Yingling warned that the proposed regulator would complicate the existing regulatory structure without addressing the cause of the current economy. He also questioned the unprecedented concentration of so much authority at a single agency — which could undermine incentives for greater innovation.

“This would appear to be the most powerful agency ever created,” Yingling added. “It makes little sense to regulate the terms conditions and prices of deposit products or loan products separately from the business aspects of a bank’s fundamental process — turning deposits into loans.”

But the Treasury’s Barr disagreed, noting in his testimony that the proposed regulator would set consistently high standards and create a level playing field for banks and non-bank financial services providers. He also said the CFPA would block banks from shopping for the least restrictive supervisory agency.

“Tinkering with the consumer protection mandates or authorities of our existing agencies cannot solve the fundamental problem that they are organizationally ill-designed to protect consumers, and too fragmented to maintain high and consistent standards across the consumer financial marketplace,” Barr stated.

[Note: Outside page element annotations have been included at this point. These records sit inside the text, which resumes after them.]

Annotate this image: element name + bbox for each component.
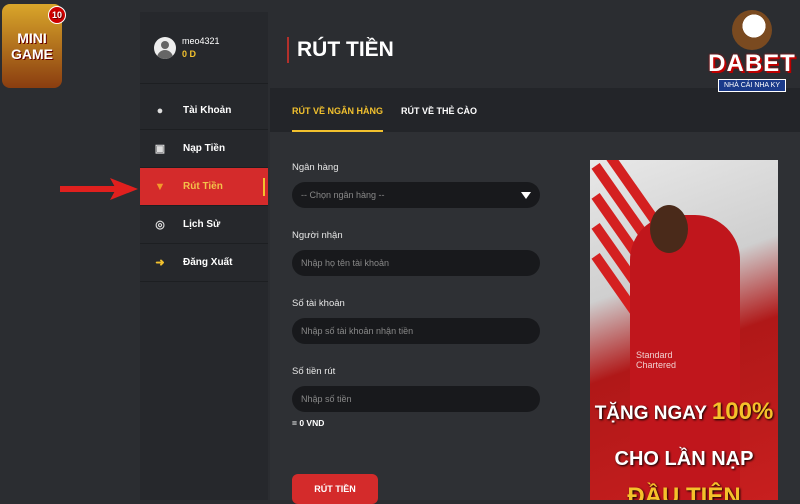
withdraw-icon: ▼	[154, 180, 166, 193]
amount-label: Số tiền rút	[292, 366, 336, 377]
sidebar-item-deposit[interactable]: ▣ Nạp Tiền	[140, 130, 268, 168]
promo-highlight: 100%	[711, 398, 774, 425]
conversion-text: = 0 VND	[292, 418, 325, 428]
dabet-tagline: NHÀ CÁI NHA KY	[717, 79, 786, 92]
sidebar-item-label: Lịch Sử	[183, 219, 221, 230]
promo-line-3: ĐẦU TIÊN	[627, 483, 741, 500]
user-icon: ●	[156, 104, 164, 117]
promo-line-1: TẶNG NGAY 100%	[590, 398, 778, 426]
avatar[interactable]	[154, 36, 176, 59]
minigame-logo: 10 MINI GAME	[2, 4, 66, 88]
caret-down-icon	[521, 191, 531, 199]
sidebar-item-history[interactable]: ◎ Lịch Sử	[140, 206, 268, 244]
username: meo4321	[182, 36, 220, 46]
amount-input[interactable]: Nhập số tiền	[292, 386, 540, 412]
sidebar-item-account[interactable]: ● Tài Khoản	[140, 92, 268, 130]
sidebar-item-label: Tài Khoản	[183, 105, 232, 116]
history-icon: ◎	[155, 218, 165, 231]
eagle-icon	[732, 10, 772, 50]
logo-text: MINI GAME	[11, 30, 53, 62]
tab-bank[interactable]: RÚT VỀ NGÂN HÀNG	[292, 106, 384, 132]
recipient-label: Người nhận	[292, 230, 343, 241]
dabet-logo: DABET NHÀ CÁI NHA KY	[708, 10, 796, 115]
account-label: Số tài khoản	[292, 298, 345, 309]
account-number-input[interactable]: Nhập số tài khoản nhận tiền	[292, 318, 540, 344]
sidebar: meo4321 0 D ● Tài Khoản ▣ Nạp Tiền ▼ Rút Ti…	[140, 12, 268, 500]
sidebar-item-logout[interactable]: ➜ Đăng Xuất	[140, 244, 268, 282]
sidebar-item-label: Đăng Xuất	[183, 257, 233, 268]
player-head	[650, 205, 688, 253]
user-profile: meo4321 0 D	[140, 12, 268, 84]
sponsor-text: Standard Chartered	[636, 350, 677, 370]
bank-select-placeholder: -- Chọn ngân hàng --	[301, 190, 385, 200]
tab-card[interactable]: RÚT VỀ THẺ CÀO	[401, 106, 477, 132]
recipient-input[interactable]: Nhập họ tên tài khoản	[292, 250, 540, 276]
sidebar-item-withdraw[interactable]: ▼ Rút Tiền	[140, 168, 268, 206]
sidebar-item-label: Nạp Tiền	[183, 143, 226, 154]
withdraw-form: Ngân hàng -- Chọn ngân hàng -- Người nhậ…	[292, 162, 540, 428]
bank-label: Ngân hàng	[292, 162, 339, 173]
logo-badge: 10	[48, 6, 66, 24]
promo-banner[interactable]: Standard Chartered TẶNG NGAY 100% CHO LẦ…	[590, 160, 778, 500]
deposit-icon: ▣	[154, 142, 166, 155]
promo-line-1-text: TẶNG NGAY	[594, 403, 707, 424]
bank-select[interactable]: -- Chọn ngân hàng --	[292, 182, 540, 208]
sidebar-item-label: Rút Tiền	[183, 181, 223, 192]
title-accent	[287, 37, 289, 63]
promo-line-2: CHO LẦN NẠP	[614, 448, 754, 470]
balance: 0 D	[182, 49, 197, 59]
page-title: RÚT TIỀN	[297, 38, 394, 61]
dabet-wordmark: DABET	[708, 50, 796, 77]
logout-icon: ➜	[155, 256, 165, 269]
red-arrow-icon	[60, 178, 138, 200]
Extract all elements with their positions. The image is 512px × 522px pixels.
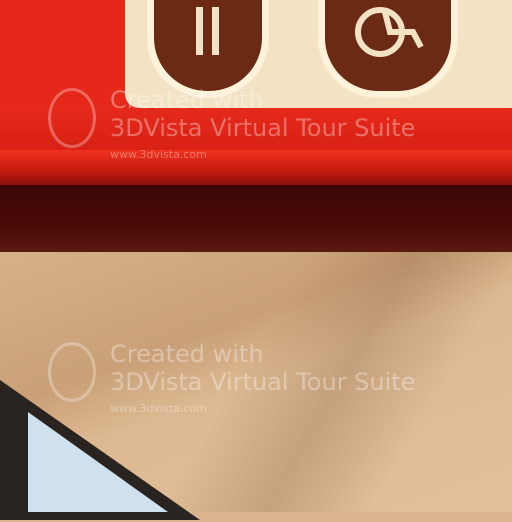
watermark-line2: 3DVista Virtual Tour Suite: [110, 114, 416, 142]
watermark-line1: Created with: [110, 86, 264, 114]
wheelchair-icon: [318, 0, 458, 98]
toilet-icon: [147, 0, 269, 98]
watermark: Created with 3DVista Virtual Tour Suite …: [48, 340, 508, 420]
watermark-url: www.3dvista.com: [110, 402, 207, 415]
watermark-line2: 3DVista Virtual Tour Suite: [110, 368, 416, 396]
watermark-line1: Created with: [110, 340, 264, 368]
3dvista-logo-icon: [48, 342, 96, 402]
dark-beam: [0, 185, 512, 252]
3dvista-logo-icon: [48, 88, 96, 148]
watermark: Created with 3DVista Virtual Tour Suite …: [48, 86, 508, 166]
watermark-url: www.3dvista.com: [110, 148, 207, 161]
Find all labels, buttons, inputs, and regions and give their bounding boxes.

FTC Chairman Jon Leibowitz testified last week before the House committee that the definition of key terms in the administration’s proposal — such as “credit” and “financial activity” — are too broad and should be limited. He also cautioned that care must be taken to ensure borrowers are protected during a potential regulatory transition from the FTC to the new agency.

But the FTC also seemed interested in a House proposal, the Consumer Credit and Debt Protection Act — which would extend the commission’s authority over financial products.

U.S. House Speaker Nancy Pelosi (D-Calif.) was on the pro-CFPA bandwagon — calling the proposal to consolidate oversight, supervision and regulation of retail financial products into one agency “the right thing to do for all the consumers who lost their homes and who were subject to abusive mortgage lending.”